Lansing City Pulse: Proposed Lansing Casino Would Allow Smoking

The article is here. There’s some good reporting in there (comments from Inter-Tribal Council, a quick survey of the issue of smoking in tribal casinos, a distinction about state law not applying on tribal land, and a discussion of the negotiations around the topic):

“If they did not allow smoking, they wouldn’t be doing any of the business they’re doing now,” said Bill Cross, a partner in the development group, Lansing Future LLC. “If you take that away, it would probably take out 30 percent of the revenue, maybe even higher. That means it would have been a deal-breaker for the city, too.

“Let’s say we’re the only Native American casino in the entire state that doesn’t have smoking: It just makes it an unfair playing field,” he said.

Speaking on the new television show “City Pulse Newsmakers” on Sunday, Mayor Virg Bernero said, “Don’t let perfect become the enemy of good,” acknowledging that while he would have liked to see a smoke-free casino, it was the tribe’s decision.

“In truth, I don’t think this is a perfect proposal. I think if we wait for perfect, we’ll wait for something that may never be,” he said. “There’s lots of things to like about this proposal.”

Bernero said he “didn’t notice a heavy smell” when visiting other casinos where smoking is permitted. “Would I prefer that there was no smoking anywhere indoors? Yeah, I would. But that’s not law in Michigan. To single out Lansing would have put us at a disadvantage.” Bernero added “that’s our view” when asked if requiring the casino to be entirely smoke-free would have been a “deal-killer.”

Mayor Bernero’s Apology for/Denial of Using Racial Slurs in Referring to Lansing Casino Opponents

Here.

An excerpt:

He said: “My passionate support for Lansing and our casino project may have gotten the better of me, but none of my remarks were directed toward Native Americans, and nothing I said can fairly be construed as a racial slur, despite our opponent’s attempt to spin it that way. I make no apologies for using strong language against our opponents, who have made some very impertinent remarks about me, but I do offer my heartfelt and sincere apology to any and all who were offended by my choice of words.”

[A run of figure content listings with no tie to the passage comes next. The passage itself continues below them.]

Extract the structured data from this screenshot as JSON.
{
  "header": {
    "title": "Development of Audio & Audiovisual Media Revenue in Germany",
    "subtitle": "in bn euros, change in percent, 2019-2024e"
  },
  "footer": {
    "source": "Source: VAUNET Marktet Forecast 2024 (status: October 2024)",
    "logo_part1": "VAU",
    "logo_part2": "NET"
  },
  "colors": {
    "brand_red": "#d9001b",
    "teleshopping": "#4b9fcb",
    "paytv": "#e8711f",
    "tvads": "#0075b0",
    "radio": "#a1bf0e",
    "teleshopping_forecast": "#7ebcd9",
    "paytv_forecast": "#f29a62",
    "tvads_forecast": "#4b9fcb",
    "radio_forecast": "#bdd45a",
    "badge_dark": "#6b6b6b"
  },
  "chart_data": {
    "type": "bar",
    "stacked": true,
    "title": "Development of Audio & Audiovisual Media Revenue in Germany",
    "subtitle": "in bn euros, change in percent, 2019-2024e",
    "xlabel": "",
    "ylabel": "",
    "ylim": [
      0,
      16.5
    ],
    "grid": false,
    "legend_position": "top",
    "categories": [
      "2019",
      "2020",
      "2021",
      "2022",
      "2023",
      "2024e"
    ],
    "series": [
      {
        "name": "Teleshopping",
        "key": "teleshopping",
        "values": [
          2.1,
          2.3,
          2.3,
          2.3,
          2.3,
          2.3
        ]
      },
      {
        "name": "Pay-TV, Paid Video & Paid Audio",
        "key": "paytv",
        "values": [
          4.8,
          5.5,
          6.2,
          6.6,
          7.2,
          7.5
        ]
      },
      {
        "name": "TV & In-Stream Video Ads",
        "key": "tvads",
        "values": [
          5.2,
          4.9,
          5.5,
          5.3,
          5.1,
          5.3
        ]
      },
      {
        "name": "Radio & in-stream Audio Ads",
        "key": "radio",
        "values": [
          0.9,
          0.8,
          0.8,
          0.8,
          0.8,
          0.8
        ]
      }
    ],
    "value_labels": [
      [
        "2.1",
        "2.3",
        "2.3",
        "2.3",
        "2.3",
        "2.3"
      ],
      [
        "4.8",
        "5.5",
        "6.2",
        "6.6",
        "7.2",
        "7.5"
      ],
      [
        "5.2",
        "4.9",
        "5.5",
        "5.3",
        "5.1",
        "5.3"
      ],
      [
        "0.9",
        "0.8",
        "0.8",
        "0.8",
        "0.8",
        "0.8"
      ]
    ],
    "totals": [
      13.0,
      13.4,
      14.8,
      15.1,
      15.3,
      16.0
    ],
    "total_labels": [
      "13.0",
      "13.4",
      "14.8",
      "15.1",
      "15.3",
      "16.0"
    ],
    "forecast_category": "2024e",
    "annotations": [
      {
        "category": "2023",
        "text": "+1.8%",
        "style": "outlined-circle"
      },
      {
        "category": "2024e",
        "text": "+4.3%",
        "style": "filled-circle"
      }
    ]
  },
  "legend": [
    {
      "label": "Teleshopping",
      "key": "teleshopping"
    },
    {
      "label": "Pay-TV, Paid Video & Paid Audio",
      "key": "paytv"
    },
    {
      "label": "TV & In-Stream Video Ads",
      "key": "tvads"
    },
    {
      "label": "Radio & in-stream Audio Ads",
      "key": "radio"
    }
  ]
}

Mayor Bernero Uses Offensive Language When Referring to Opponents of Lansing Casino Proposal

From the LSJ:

LANSING — Lansing Mayor Virg Bernero is under fire this morning from a pair of Michigan Indian tribes and a tribal lobbyist who said the mayor made a series of racially insensitive remarks about Native Americans at a fundraiser last week.

The Nottawaseppi Huron Band of Potawatomi and Saginaw Chippewa Indian Tribes, who have come out in strong opposition to a proposed Indian casino in Lansing, said Bernero “repeatedly used profanity and racial slurs in describing the (casino) controversy.”